Dear Qanita Publisher,
Dengan tidak mengurangi rasa hormat, mungkin hanya sedikit memberikan masukan. Kemarin saya baru saja membeli buku Committed yang terjemahan. Sebelumnya saya sudah membeli yang versi Inggrisnya pada bulan Maret. Senang sekali, karena ternyata terjemahannya keluar lebih cepat dari yang saya perkirakan. Tapi begitu saya membuka lembar demi lembar, saya sangat kecewa sekali, karena ternyata hasil terjemahannya sangat mengecewakan. Saya bahkan tidak mampu memahami kata-kata yang ada di dalam buku Committed yang versi Bahasa. Saya lebih memahami dalam versi bahasa Inggris nya.

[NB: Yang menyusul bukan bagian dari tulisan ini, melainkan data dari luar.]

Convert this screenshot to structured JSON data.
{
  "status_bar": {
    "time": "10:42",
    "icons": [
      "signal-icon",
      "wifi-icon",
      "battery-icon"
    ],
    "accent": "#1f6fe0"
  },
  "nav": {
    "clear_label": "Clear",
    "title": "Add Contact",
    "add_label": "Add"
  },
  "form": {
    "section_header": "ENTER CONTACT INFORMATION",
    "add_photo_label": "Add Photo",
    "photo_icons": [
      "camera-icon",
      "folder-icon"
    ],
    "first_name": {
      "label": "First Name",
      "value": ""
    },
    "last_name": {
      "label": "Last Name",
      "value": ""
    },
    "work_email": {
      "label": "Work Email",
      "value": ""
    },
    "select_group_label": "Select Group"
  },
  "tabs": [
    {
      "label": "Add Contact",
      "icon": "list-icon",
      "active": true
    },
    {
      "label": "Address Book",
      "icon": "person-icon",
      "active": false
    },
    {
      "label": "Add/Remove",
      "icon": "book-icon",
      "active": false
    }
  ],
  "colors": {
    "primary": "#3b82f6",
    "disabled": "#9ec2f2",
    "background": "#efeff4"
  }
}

Sejujurnya, saya jadi menyesal telah membeli buku Committed yang versi Indonesianya. Tapi saya beruntung, saya telah memiliki versi Inggrisnya. Setidaknya, saya masih tahu kelanjutan cerita dari Eat, Pray, Love. Saya juga sudah membaca Eat, Pray, Love baik yang versi Bahasa Indonesia, ataupun Bahasa Inggris, dan keduanya bagus. Sama-sama bisa dinikmati. Entah kenapa, yang Committed ini jadi mengecewakan. Mungkin karena beda penterjemah, untuk Eat, Pray, Love diterjemahkan oleh Mas Silamurti Nugroho. Mungkin Mbak Harisa Permatasari bisa belajar dari mas Silamurti Nugroho atau penterjemah lain bagaimana cara menterjemahkan yang baik.
Saran dari saya, mohon untuk ke depannya Qanita lebih berhati-hati dan selektif dalam mencari penterjemah. Mencari penterjemah bukan hanya penterjemah yang mampu menterjemahkan bahasa, tapi ia juga harus mampu membuat orang menikmati apa yang ia terjemahkan. Bayangkan, Elizabeth Gilbert merangkai tulisan itu dalam waktu yang tidak sebentar, sangat disayangkan ketika diterjemahkan kedalam bahasa, malah menjadi kacau dan tidak bisa dinikmati oleh masyarakat Indonesia.